SALT LAKE CITY — A Utah County critical care physician pleaded Thursday with Utah residents to “wear a mask, wash their hands and keep their distance.”
“This is a miserable, persistent, ugly disease and whatever we can do to prevent it, we ought to do,” said Dr. Clark Bishop, who works in the intensive care unit and as a pulmonary physician at Intermountain Healthcare’s Utah Valley Hospital. He said he is “deeply saddened” by the ongoing debate regarding masks and the virus in his home county.
“It doesn’t need to be contentious,” Bishop said. “There are some things we do know ... masks make a difference.”
The Utah Department of Health reported another 1,008 new COVID-19 cases on Thursday.
To date, there have been 74,050 known infections and 459 deaths due to COVID-19 in Utah. No new deaths in Utah due to COVID-19 were reported on Thursday.
“These are not just numbers, these are people,” Utah Gov. Gary Herbert said Thursday during his weekly COVID-19 update at the state Capitol. He said surges are happening all over the country and are “not unique to Utah,” but are frustrating to everyone, nonetheless.

Sara Haight and Alta Findlay administer a COVID-19 test at a testing site run by the Salt Lake County Health Department at Glendale Middle School in Salt Lake City on Tuesday, Sept. 15, 2020.
Spenser Heaps, Deseret News
“It’s impacted us all. We’re all probably tired of this and wish it would go away,” he said. “Hopefully with the vaccine, things will get better soon.”
Herbert defended the state’s actions early in the pandemic after a new audit shows officials could have done more.
“In hindsight, there’s a lot of things we could’ve done better,” he said, adding that “there’s no end to people willing to criticize.”
“Some of us out there are part of the problem,” Herbert said.
He said pandemics are not an easy thing to prepare for and “the whole world was caught off guard” with this one.
“There was nobody any better prepared than we were in Utah,” Herbert said. “We’ll be better prepared for emergencies like this in the future.”

Gov. Gary R. Herbert, left, and Dr. Clark Bishop, a critical care and pulmonary medicine physician at Utah Valley Hospital in Provo, arrive for a COVID-19 briefing at the Capitol in Salt Lake City on Thursday, Oct. 1, 2020.
Spenser Heaps, Deseret News
Because of this, Utahns have learned, he said, to store face masks with other emergency supplies — as “a necessary part of our 72-hour kits.”
Herbert said that much like car accidents, cancer and many other things, he wishes he could “do away with” COVID-19.
A vaccine, which he’s heard is coming before the end of the first quarter of 2021, he added, “will be the beginning of the end.”
The state has tested 836,218 people for COVID-19, including 6,248 people since Wednesday. The rolling seven-day average for positive tests is now 987 per day, with a 13.6% positivity rate, nearly double what it was weeks ago, Herbert said.
There are currently 201 people hospitalized with COVID-19 throughout Utah.
Bishop said the biggest worry would be overwhelming the hospital systems in the state, and for most of the duration of the pandemic, Utah hasn’t been close. But, the number of intensive care beds being used, particularly by COVID-19 patients, has doubled in the last few weeks.
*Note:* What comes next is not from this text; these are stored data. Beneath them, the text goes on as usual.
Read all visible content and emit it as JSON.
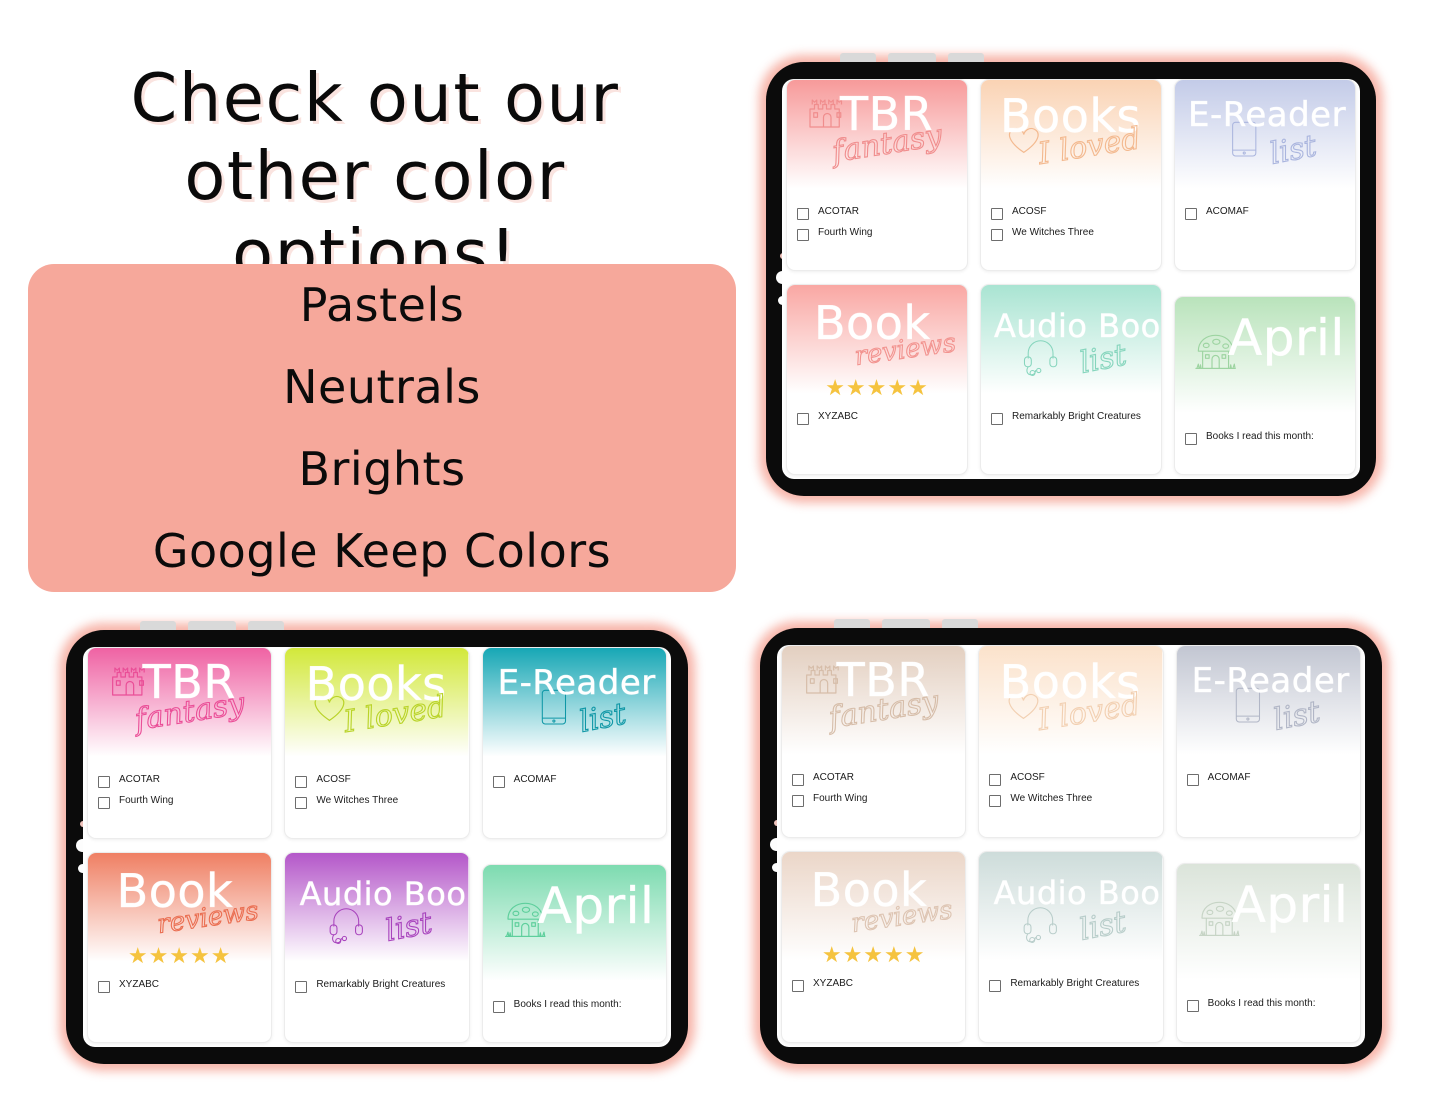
{
  "promo": {
    "heading": "Check out our\nother color\noptions!",
    "options": [
      "Pastels",
      "Neutrals",
      "Brights",
      "Google Keep Colors"
    ],
    "card_bg": "#f6a89b"
  },
  "cards_common": {
    "titles": {
      "tbr": "TBR",
      "tbr_script": "fantasy",
      "books": "Books",
      "books_script": "I loved",
      "ereader": "E-Reader",
      "ereader_script": "list",
      "book": "Book",
      "book_script": "reviews",
      "audio": "Audio Book",
      "audio_script": "list",
      "april": "April"
    },
    "icons": {
      "tbr": "castle-icon",
      "books": "heart-icon",
      "ereader": "tablet-icon",
      "book": "star-rating-icon",
      "audio": "headphones-icon",
      "april": "mushroom-house-icon"
    },
    "checklists": {
      "tbr": [
        "ACOTAR",
        "Fourth Wing"
      ],
      "books": [
        "ACOSF",
        "We Witches Three"
      ],
      "ereader": [
        "ACOMAF"
      ],
      "book": [
        "XYZABC"
      ],
      "audio": [
        "Remarkably Bright Creatures"
      ],
      "april": [
        "Books I read this month:"
      ]
    },
    "star_count": 5,
    "star_color": "#f5c33f"
  },
  "tablets": [
    {
      "id": "pastels",
      "name": "Pastels",
      "palette": {
        "tbr": {
          "top": "#f79a9a",
          "bottom": "#ffffff",
          "ink": "#f08d8d"
        },
        "books": {
          "top": "#fad3b4",
          "bottom": "#ffffff",
          "ink": "#f3b98f"
        },
        "ereader": {
          "top": "#c3cbe8",
          "bottom": "#ffffff",
          "ink": "#aab5de"
        },
        "book": {
          "top": "#f9a7a3",
          "bottom": "#ffffff",
          "ink": "#f2938f"
        },
        "audio": {
          "top": "#a9e4d2",
          "bottom": "#ffffff",
          "ink": "#86d5bd"
        },
        "april": {
          "top": "#b9e3bb",
          "bottom": "#ffffff",
          "ink": "#9dd4a1"
        }
      }
    },
    {
      "id": "brights",
      "name": "Brights",
      "palette": {
        "tbr": {
          "top": "#ef62a3",
          "bottom": "#ffffff",
          "ink": "#ea4e97"
        },
        "books": {
          "top": "#d2e83a",
          "bottom": "#ffffff",
          "ink": "#b9d328"
        },
        "ereader": {
          "top": "#17a7b5",
          "bottom": "#ffffff",
          "ink": "#0f97a6"
        },
        "book": {
          "top": "#ef7f63",
          "bottom": "#ffffff",
          "ink": "#ea6e51"
        },
        "audio": {
          "top": "#b457c9",
          "bottom": "#ffffff",
          "ink": "#a844bd"
        },
        "april": {
          "top": "#7ddbb0",
          "bottom": "#ffffff",
          "ink": "#5ecf9c"
        }
      }
    },
    {
      "id": "neutrals",
      "name": "Neutrals",
      "palette": {
        "tbr": {
          "top": "#e3cfc0",
          "bottom": "#ffffff",
          "ink": "#d6bda9"
        },
        "books": {
          "top": "#fbe2cb",
          "bottom": "#ffffff",
          "ink": "#f2d0b2"
        },
        "ereader": {
          "top": "#c2c6d2",
          "bottom": "#ffffff",
          "ink": "#b1b6c6"
        },
        "book": {
          "top": "#ebd6c8",
          "bottom": "#ffffff",
          "ink": "#ddc4b2"
        },
        "audio": {
          "top": "#cddcda",
          "bottom": "#ffffff",
          "ink": "#b8cdca"
        },
        "april": {
          "top": "#dbe4da",
          "bottom": "#ffffff",
          "ink": "#c6d4c5"
        }
      }
    }
  ]
}
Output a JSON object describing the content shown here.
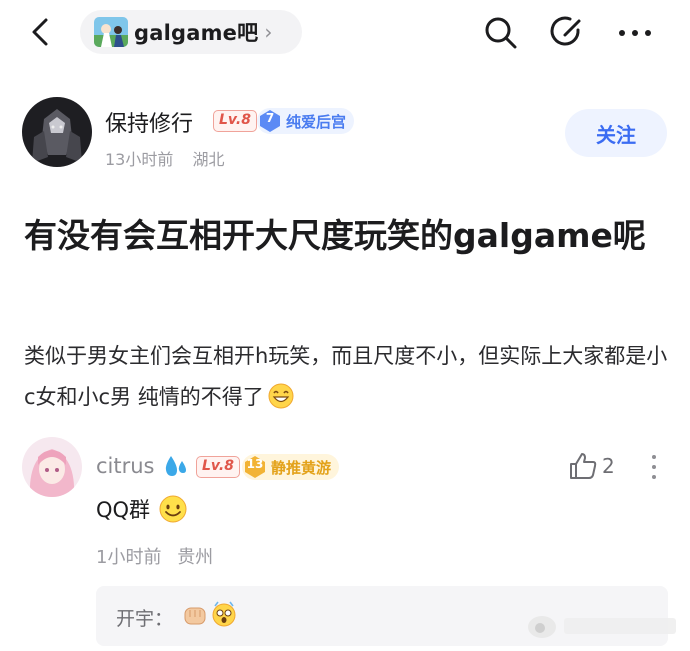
{
  "nav": {
    "forum_name": "galgame吧",
    "back_icon": "chevron-left-icon",
    "search_icon": "search-icon",
    "edit_icon": "edit-icon",
    "more_icon": "more-icon"
  },
  "author": {
    "name": "保持修行",
    "level": "Lv.8",
    "fan_level": "7",
    "fan_title": "纯爱后宫",
    "time": "13小时前",
    "location": "湖北",
    "follow_label": "关注"
  },
  "post": {
    "title": "有没有会互相开大尺度玩笑的galgame呢",
    "body": "类似于男女主们会互相开h玩笑，而且尺度不小，但实际上大家都是小c女和小c男 纯情的不得了"
  },
  "comment": {
    "name": "citrus",
    "level": "Lv.8",
    "fan_level": "13",
    "fan_title": "静推黄游",
    "likes": "2",
    "text": "QQ群",
    "time": "1小时前",
    "location": "贵州",
    "reply": {
      "author": "开宇："
    }
  },
  "colors": {
    "accent_blue": "#3b6cf2",
    "level_red": "#e0564a",
    "fan_blue": "#4a7cf0",
    "fan_gold": "#e3a21a"
  }
}
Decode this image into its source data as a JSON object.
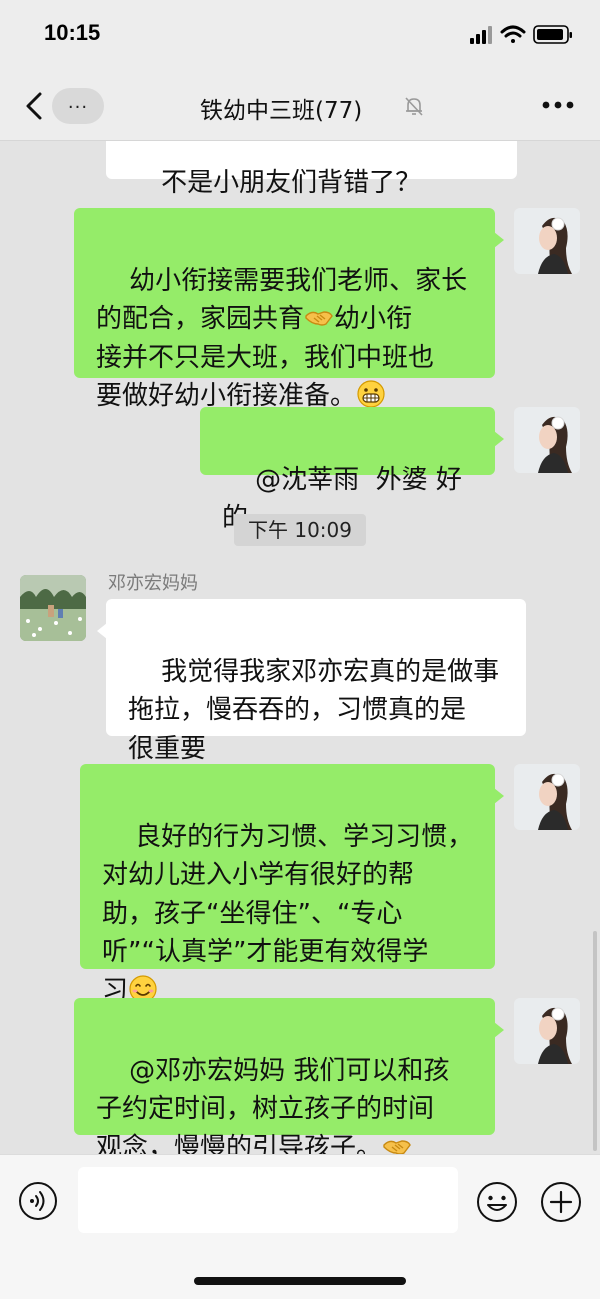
{
  "status_bar": {
    "time": "10:15"
  },
  "header": {
    "more_label": "...",
    "title": "铁幼中三班(77)"
  },
  "messages": {
    "m0": "不是小朋友们背错了？",
    "m1_a": "幼小衔接需要我们老师、家长\n的配合，家园共育",
    "m1_b": "幼小衔\n接并不只是大班，我们中班也\n要做好幼小衔接准备。",
    "m2": "@沈莘雨  外婆 好的",
    "time_chip": "下午 10:09",
    "sender_name": "邓亦宏妈妈",
    "m3": "我觉得我家邓亦宏真的是做事\n拖拉，慢吞吞的，习惯真的是\n很重要",
    "m4": "良好的行为习惯、学习习惯，\n对幼儿进入小学有很好的帮\n助，孩子“坐得住”、“专心\n听”“认真学”才能更有效得学\n习",
    "m5": "@邓亦宏妈妈 我们可以和孩\n子约定时间，树立孩子的时间\n观念，慢慢的引导孩子。"
  },
  "icons": {
    "back": "chevron-left-icon",
    "mute": "bell-slash-icon",
    "menu": "more-dots-icon",
    "voice": "voice-icon",
    "emoji": "smile-icon",
    "add": "plus-icon",
    "handshake": "handshake-emoji",
    "grin": "grin-emoji",
    "smile": "smile-emoji"
  },
  "colors": {
    "own_bubble": "#95ec69",
    "other_bubble": "#ffffff",
    "chat_background": "#e3e3e3",
    "bar_background": "#ededed"
  }
}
“The people who get sick with COVID-19 are very, very, very sick, and each one that I see is very heartbreaking,” he said. “I wish you could see what it’s like to see someone with COVID-19, not knowing if they will survive. They’re all alone, writing goodbye notes to their children. That’s not something that is easy to watch.”
Bishop said the symptoms and conditions caused by COVID-19 can be long-lasting and can impact people differently even after they’ve left the hospital.
“The basic science is sound,” the critical care doctor said. “I would plead with you to wear a mask — especially the students in Utah County. Let’s set that expectation so that our schools can stay open, stay with our friends and be with our friends.
“The best science we have says wear a mask, wash your hands, watch your distance.”